Apple Pass integration

[openprojects]

Original ticket: https://rtce-jira.unog.ch/browse/IND2-3018

[openprojects]

Hi @ThiefMaster , can you please stop reviewing this PR? It is marked in DRAFT and I explicitly required @OmeGak to review it.
Thank you.

[ThiefMaster]

Don't worry, I did not plan to go more in-depth, but those are things I noticed immediately while skimming over it.

[OmeGak]

Towards the end of my review I realized that Apple has stopped publicly using the term "Apple Pass" in favor of "Pass for Apple Wallet". I would suggest that we stick to this name for all variable and setting names in the code (e.g. apple_wallet). The benefit is that both Google and Apple wallet related code will share the _wallet suffix, making it more explicit that they are very closely related.

Besides this, please note that there a couple of issues with header checks.

[openprojects]

Towards the end of my review I realized that Apple has stopped publicly using the term "Apple Pass" in favor of "Pass for Apple Wallet". I would suggest that we stick to this name for all variable and setting names in the code (e.g. apple_wallet). The benefit is that both Google and Apple wallet related code will share the _wallet suffix, making it more explicit that they are very closely related.

Besides this, please note that there a couple of issues with header checks.

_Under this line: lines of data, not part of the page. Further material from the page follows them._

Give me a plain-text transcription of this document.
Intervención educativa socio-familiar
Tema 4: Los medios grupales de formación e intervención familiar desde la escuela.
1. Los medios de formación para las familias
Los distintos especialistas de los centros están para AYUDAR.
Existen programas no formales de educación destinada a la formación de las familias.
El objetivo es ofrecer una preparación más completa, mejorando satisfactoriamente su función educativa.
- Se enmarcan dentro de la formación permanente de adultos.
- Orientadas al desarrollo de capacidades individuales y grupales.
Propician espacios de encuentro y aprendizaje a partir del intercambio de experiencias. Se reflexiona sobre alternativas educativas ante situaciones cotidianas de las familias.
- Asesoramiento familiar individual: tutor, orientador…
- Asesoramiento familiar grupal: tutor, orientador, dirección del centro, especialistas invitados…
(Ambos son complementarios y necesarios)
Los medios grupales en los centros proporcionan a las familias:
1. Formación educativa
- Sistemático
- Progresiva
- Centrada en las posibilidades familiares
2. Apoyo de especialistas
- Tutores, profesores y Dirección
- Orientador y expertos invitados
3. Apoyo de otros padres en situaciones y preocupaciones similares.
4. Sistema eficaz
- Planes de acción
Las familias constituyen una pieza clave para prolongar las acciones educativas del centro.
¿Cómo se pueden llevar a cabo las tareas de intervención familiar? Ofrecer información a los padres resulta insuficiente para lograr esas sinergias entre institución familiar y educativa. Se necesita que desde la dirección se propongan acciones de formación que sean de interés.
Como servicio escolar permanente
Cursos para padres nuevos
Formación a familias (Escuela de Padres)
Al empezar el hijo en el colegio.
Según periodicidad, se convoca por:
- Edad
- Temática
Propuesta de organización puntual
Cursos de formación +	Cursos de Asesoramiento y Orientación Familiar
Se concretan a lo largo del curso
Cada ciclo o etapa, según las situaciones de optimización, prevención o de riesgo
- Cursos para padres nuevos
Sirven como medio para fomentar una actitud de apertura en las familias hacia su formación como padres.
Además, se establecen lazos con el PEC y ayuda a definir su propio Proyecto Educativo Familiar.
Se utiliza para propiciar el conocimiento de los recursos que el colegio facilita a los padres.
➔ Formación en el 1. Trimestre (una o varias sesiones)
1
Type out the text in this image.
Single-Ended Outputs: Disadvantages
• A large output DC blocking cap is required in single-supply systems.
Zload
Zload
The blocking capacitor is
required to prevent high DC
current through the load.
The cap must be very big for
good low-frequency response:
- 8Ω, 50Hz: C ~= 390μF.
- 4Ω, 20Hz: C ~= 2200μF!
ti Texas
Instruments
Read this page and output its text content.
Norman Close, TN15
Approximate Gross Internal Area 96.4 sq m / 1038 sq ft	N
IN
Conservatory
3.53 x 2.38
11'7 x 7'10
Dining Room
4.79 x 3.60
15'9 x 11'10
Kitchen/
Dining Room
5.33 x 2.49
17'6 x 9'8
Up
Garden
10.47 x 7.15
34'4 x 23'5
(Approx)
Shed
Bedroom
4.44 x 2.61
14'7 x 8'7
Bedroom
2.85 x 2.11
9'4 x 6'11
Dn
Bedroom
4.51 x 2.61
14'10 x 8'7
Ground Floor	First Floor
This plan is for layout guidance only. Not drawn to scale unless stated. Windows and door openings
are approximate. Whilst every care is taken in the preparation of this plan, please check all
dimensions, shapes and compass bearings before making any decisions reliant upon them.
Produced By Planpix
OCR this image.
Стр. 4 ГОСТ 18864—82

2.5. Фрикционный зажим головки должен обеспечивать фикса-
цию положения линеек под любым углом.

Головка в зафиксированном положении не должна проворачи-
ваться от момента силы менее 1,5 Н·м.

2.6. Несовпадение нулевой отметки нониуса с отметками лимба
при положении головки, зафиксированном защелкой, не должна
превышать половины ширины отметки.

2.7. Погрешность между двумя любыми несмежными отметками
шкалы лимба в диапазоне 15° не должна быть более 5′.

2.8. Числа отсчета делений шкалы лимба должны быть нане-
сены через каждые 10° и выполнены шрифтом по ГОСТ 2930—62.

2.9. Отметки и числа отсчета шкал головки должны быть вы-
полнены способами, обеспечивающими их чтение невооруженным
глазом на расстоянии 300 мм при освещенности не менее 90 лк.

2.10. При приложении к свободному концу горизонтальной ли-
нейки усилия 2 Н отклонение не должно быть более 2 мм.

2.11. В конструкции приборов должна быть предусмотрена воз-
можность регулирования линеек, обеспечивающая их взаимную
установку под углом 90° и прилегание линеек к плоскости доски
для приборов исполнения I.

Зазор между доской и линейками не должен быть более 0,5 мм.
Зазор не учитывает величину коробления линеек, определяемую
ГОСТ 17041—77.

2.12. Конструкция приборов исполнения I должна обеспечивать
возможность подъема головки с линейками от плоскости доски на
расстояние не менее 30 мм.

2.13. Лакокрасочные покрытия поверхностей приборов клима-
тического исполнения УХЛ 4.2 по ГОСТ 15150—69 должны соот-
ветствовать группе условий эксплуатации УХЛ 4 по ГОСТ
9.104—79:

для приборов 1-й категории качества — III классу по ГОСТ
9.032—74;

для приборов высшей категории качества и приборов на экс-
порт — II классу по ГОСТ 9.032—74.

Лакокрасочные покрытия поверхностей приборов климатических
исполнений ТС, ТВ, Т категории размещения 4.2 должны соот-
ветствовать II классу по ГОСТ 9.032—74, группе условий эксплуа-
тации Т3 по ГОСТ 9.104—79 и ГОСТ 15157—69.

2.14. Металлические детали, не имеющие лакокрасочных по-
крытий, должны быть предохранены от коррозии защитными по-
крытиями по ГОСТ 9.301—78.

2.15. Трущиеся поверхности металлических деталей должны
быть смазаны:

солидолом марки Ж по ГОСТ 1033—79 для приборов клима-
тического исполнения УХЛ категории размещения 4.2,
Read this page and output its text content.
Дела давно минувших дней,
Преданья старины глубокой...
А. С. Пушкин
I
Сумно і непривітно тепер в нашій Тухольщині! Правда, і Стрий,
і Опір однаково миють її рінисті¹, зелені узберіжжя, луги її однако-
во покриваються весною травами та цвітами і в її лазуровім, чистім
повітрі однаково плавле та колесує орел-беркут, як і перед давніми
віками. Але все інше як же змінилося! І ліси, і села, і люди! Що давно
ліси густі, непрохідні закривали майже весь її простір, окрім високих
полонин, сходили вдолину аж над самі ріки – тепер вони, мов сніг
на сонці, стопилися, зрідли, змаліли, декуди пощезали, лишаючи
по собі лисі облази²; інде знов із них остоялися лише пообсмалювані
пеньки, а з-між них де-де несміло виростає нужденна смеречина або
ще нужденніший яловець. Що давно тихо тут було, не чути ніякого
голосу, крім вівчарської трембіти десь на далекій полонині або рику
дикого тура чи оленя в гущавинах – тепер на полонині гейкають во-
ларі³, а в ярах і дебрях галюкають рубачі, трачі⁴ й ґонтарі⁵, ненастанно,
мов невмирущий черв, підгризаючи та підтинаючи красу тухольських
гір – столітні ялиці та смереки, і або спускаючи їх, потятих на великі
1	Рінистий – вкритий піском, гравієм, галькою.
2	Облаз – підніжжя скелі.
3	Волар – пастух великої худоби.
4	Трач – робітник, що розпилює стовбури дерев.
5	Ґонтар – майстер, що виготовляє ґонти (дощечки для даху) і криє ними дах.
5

I did a quick search about that, and it looks to me that the name Pass still indicates the object created, and Wallet the software to keep/display the passes.
What we are generating in Indico is a Pass, not a Wallet:

https://developer.apple.com/documentation/walletpasses

[ThiefMaster]

I did a quick search about that, and it looks to me that the name Pass still indicates the object created, and Wallet the software to keep/display the passes.
What we are generating in Indico is a Pass, not a Wallet

I think there's still lots of value in using similar terminology in the codebase, ie google_wallet_whatever and apple_wallet_whatever. That way one can easily search for _wallet_whatever to find code that's likely applicable for both places (but too different to be reused).

[openprojects]

I'll squash all the single commits AFTER the whole review process is completed.

[ThiefMaster]

No need to squash since you do not have merge commits int here :) We'll squash+merge at the end anyway (same like in the google wallet PR and most other PRs), so the individual commits in the PR are perfectly fine to leave around.

[OmeGak]

Following @ThiefMaster, let's make sure to rename all apple_pass_whatever variable names to `apple_wallet_whatever.

[openprojects]

Following @ThiefMaster, let's make sure to rename all apple_pass_whatever variable names to `apple_wallet_whatever.

Done.

[bpedersen2]

Just as a hint: pkpass support is not restricted to Apple, on Android e.g.the walletpasses app (check walletpasses.io) happily ingests them as well. So when presenting things to users, keep that in mind.

[OmeGak]

@ThiefMaster, feel free to go ahead with your review. Most of my comments were already resolved. Some of the outstanding ones would help your feedback still.

[bpedersen2]

I am a bit unsure if storing signing keys and their password in the same database is something that is good security practice. I would have made those per-instance fields that are configure in the config file only.

[ThiefMaster]

This is just Apple being Apple. The fact that those passbook files even NEED to be signed is kind of ridiculous. And we want to have this configurable by category, and requiring this go go through indico.conf would not scale.

FWIW, the cleanest option would be some kind of "set credentials" UI that would be write-only, instead of integrating this in the general settings form. Might still be a good idea at a later point (for both the Google and Apple credentials). But overkill for the initial version (even more so while this is gated behind a feature flag in indico.conf).